Court Administrator: Job Description, Duties and Salary
A court administrator manages the daily operations of a federal, state or local courthouse. Typical job duties include acting as a court liaison, managing the court's budget and directing court employees.
Job Description for a Court Administrator
A court administrator plans and oversees a courthouse's administrative operations, facilities, budget and case management procedures. He or she may also act as a liaison between the court and public or private organizations, as well as the state or federal government.
Some administrators manage a specific division of a courthouse, such as the trial court, while others manage the entire courthouse. Additionally, court administrators can work for a single courthouse or a group of courthouses in the same area.
Court administrators generally need a bachelor's or master's degree in a related field, such as public administration, business administration or judicial administration. Most positions require experience and specific knowledge of relevant areas, including court procedures, budgeting, management and legislation. Some employers also require professional certification.
Typical Job Duties
Financial management tasks can include establishing and submitting budgets to the legislature, disbursing money in the budget to the appropriate court sectors and overseeing the court's accounting practices. Administrators also establish and implement facility maintenance, management and operations plans, such as deciding where divisions of the court are located in the court building.
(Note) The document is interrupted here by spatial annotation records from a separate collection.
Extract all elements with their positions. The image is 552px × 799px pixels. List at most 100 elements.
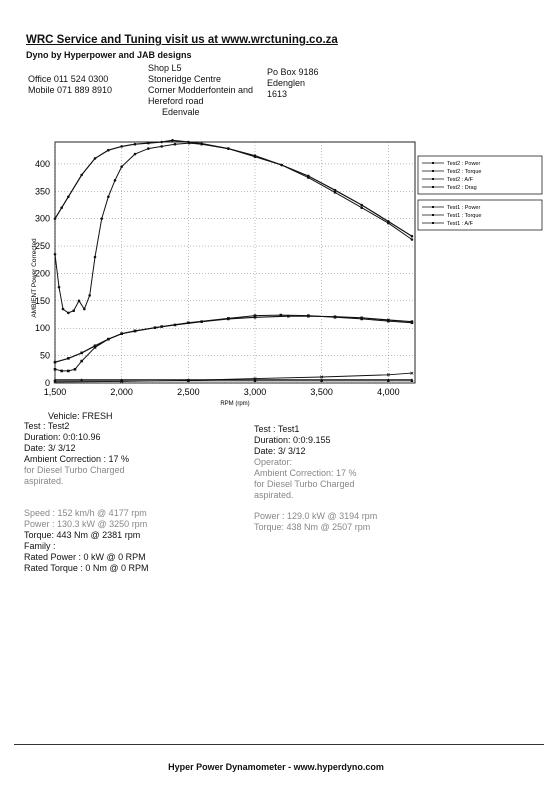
data-point xyxy=(320,375,324,379)
data-point xyxy=(53,252,57,256)
legend-entry: Test1 : Power xyxy=(447,205,480,211)
data-point xyxy=(360,206,363,210)
data-point xyxy=(107,148,110,152)
series-line xyxy=(54,142,413,314)
data-point xyxy=(120,379,124,383)
test1-desc: for Diesel Turbo Charged xyxy=(254,479,355,489)
test2-rated-power: Rated Power : 0 kW @ 0 RPM xyxy=(24,552,146,562)
chart-legend: Test2 : Power Test2 : Torque Test2 : A/F Te… xyxy=(417,155,543,231)
data-point xyxy=(80,359,83,363)
legend-entry: Test2 : Drag xyxy=(447,185,477,191)
test1-duration: Duration: 0:0:9.155 xyxy=(254,435,331,445)
test2-power: Power : 130.3 kW @ 3250 rpm xyxy=(24,519,148,529)
data-point xyxy=(410,234,414,238)
data-point xyxy=(410,321,414,325)
data-point xyxy=(107,337,110,341)
data-point xyxy=(253,379,257,383)
data-point xyxy=(287,314,290,318)
data-point xyxy=(93,346,97,349)
data-point xyxy=(186,379,190,383)
data-point xyxy=(227,147,230,150)
data-point xyxy=(333,191,337,194)
data-point xyxy=(360,317,363,321)
x-tick-label: 1,500 xyxy=(44,387,67,397)
data-point xyxy=(147,141,150,145)
po-box-line: Po Box 9186 xyxy=(267,67,319,77)
data-point xyxy=(120,165,123,168)
data-point xyxy=(133,142,137,146)
office-phone: Office 011 524 0300 xyxy=(28,74,109,84)
data-point xyxy=(60,369,63,373)
series-test1-torque xyxy=(53,141,414,315)
data-point xyxy=(120,145,123,148)
data-point xyxy=(410,371,414,375)
data-point xyxy=(410,379,414,383)
legend-marker xyxy=(432,170,434,172)
data-point xyxy=(279,313,283,317)
data-point xyxy=(67,357,70,360)
data-point xyxy=(107,195,110,199)
data-point xyxy=(160,325,163,328)
test2-name: Test : Test2 xyxy=(24,421,70,431)
series-test1-power xyxy=(53,313,414,373)
series-line xyxy=(54,314,412,372)
y-tick-label: 250 xyxy=(35,241,50,251)
data-point xyxy=(133,152,137,156)
x-tick-label: 3,000 xyxy=(244,387,267,397)
y-tick-label: 50 xyxy=(40,351,50,361)
data-point xyxy=(53,368,57,371)
data-point xyxy=(53,379,57,383)
test1-ambient: Ambient Correction: 17 % xyxy=(254,468,357,478)
legend-box xyxy=(417,155,543,195)
dyno-chart: 1,500 2,000 2,500 3,000 3,500 4,000 0 50 100 150 2… xyxy=(31,139,543,407)
address-line: Stoneridge Centre xyxy=(148,74,222,84)
test2-date: Date: 3/ 3/12 xyxy=(24,443,76,453)
y-tick-label: 0 xyxy=(45,378,50,388)
data-point xyxy=(200,142,203,146)
data-point xyxy=(57,285,61,289)
po-box-line: 1613 xyxy=(267,89,288,99)
legend-entry: Test1 : A/F xyxy=(447,221,474,227)
data-point xyxy=(173,142,177,146)
data-point xyxy=(147,147,150,150)
address-line: Corner Modderfontein and xyxy=(148,85,254,95)
data-point xyxy=(320,379,324,383)
x-tick-label: 2,500 xyxy=(177,387,200,397)
data-point xyxy=(280,163,283,167)
data-point xyxy=(253,377,257,381)
data-point xyxy=(73,368,77,371)
data-point xyxy=(410,238,414,241)
data-point xyxy=(67,195,70,199)
legend-marker xyxy=(432,206,434,208)
test2-family: Family : xyxy=(24,541,56,551)
data-point xyxy=(360,203,363,207)
data-point xyxy=(113,179,117,182)
y-tick-label: 300 xyxy=(35,214,50,224)
y-axis-label: AMBIENT Power Corrected xyxy=(31,238,38,318)
data-point xyxy=(93,344,97,348)
po-box-line: Edenglen xyxy=(267,78,306,88)
data-point xyxy=(307,314,310,317)
test1-torque: Torque: 438 Nm @ 2507 rpm xyxy=(254,522,371,532)
data-point xyxy=(80,173,83,177)
test1-power: Power : 129.0 kW @ 3194 rpm xyxy=(254,511,378,521)
data-point xyxy=(333,315,337,319)
data-point xyxy=(60,206,63,210)
report-subtitle: Dyno by Hyperpower and JAB designs xyxy=(26,50,192,60)
y-tick-label: 350 xyxy=(35,186,50,196)
test2-speed: Speed : 152 km/h @ 4177 rpm xyxy=(24,508,147,518)
footer-divider xyxy=(14,744,544,745)
data-point xyxy=(160,145,163,148)
plot-area xyxy=(54,141,416,384)
legend-entry: Test2 : Power xyxy=(447,161,480,167)
test2-desc: aspirated. xyxy=(24,476,64,486)
legend-entry: Test2 : A/F xyxy=(447,177,474,183)
footer-text: Hyper Power Dynamometer - www.hyperdyno.… xyxy=(168,762,384,772)
data-point xyxy=(53,217,57,220)
legend-entry: Test2 : Torque xyxy=(447,169,481,175)
y-tick-label: 400 xyxy=(35,159,50,169)
data-point xyxy=(61,307,65,311)
data-point xyxy=(253,314,257,317)
test1-date: Date: 3/ 3/12 xyxy=(254,446,306,456)
data-point xyxy=(387,221,390,225)
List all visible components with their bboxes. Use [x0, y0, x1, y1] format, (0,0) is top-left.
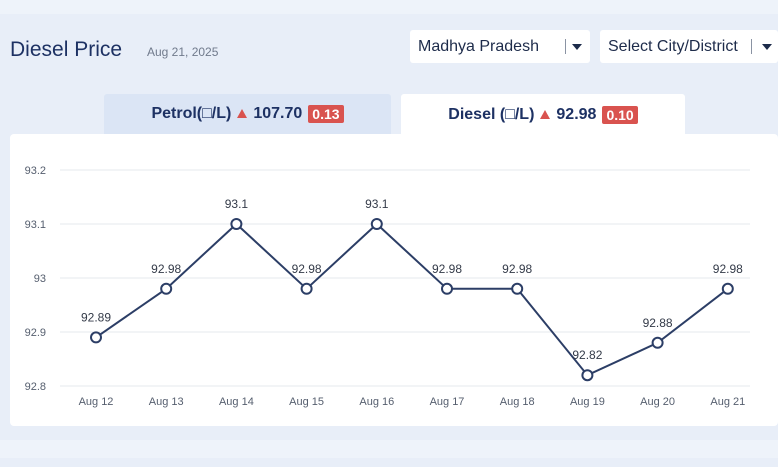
y-tick-label: 92.8 [25, 381, 46, 393]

If a court is anticipating building a new structure or renovating a portion of its building, the administrator may also oversee those changes. Some administrators are also responsible for the information technology aspects of the court, including determining the types of computers and networks the court uses.
Court administrators may act as managers for non-judicial staff, such as clerks of court, assistant clerks of court and other general employees. This includes establishing hiring, training and firing practices. They can also run the court's communication, which includes speaking with the public about the court's activities or acting as a liaison for the court.
Salary can depend on the number and size of the courthouses under the administrator's management, as well as education and experience. According to the website Payscale.com, court administrators made a median salary of $49,200 as of February 2014.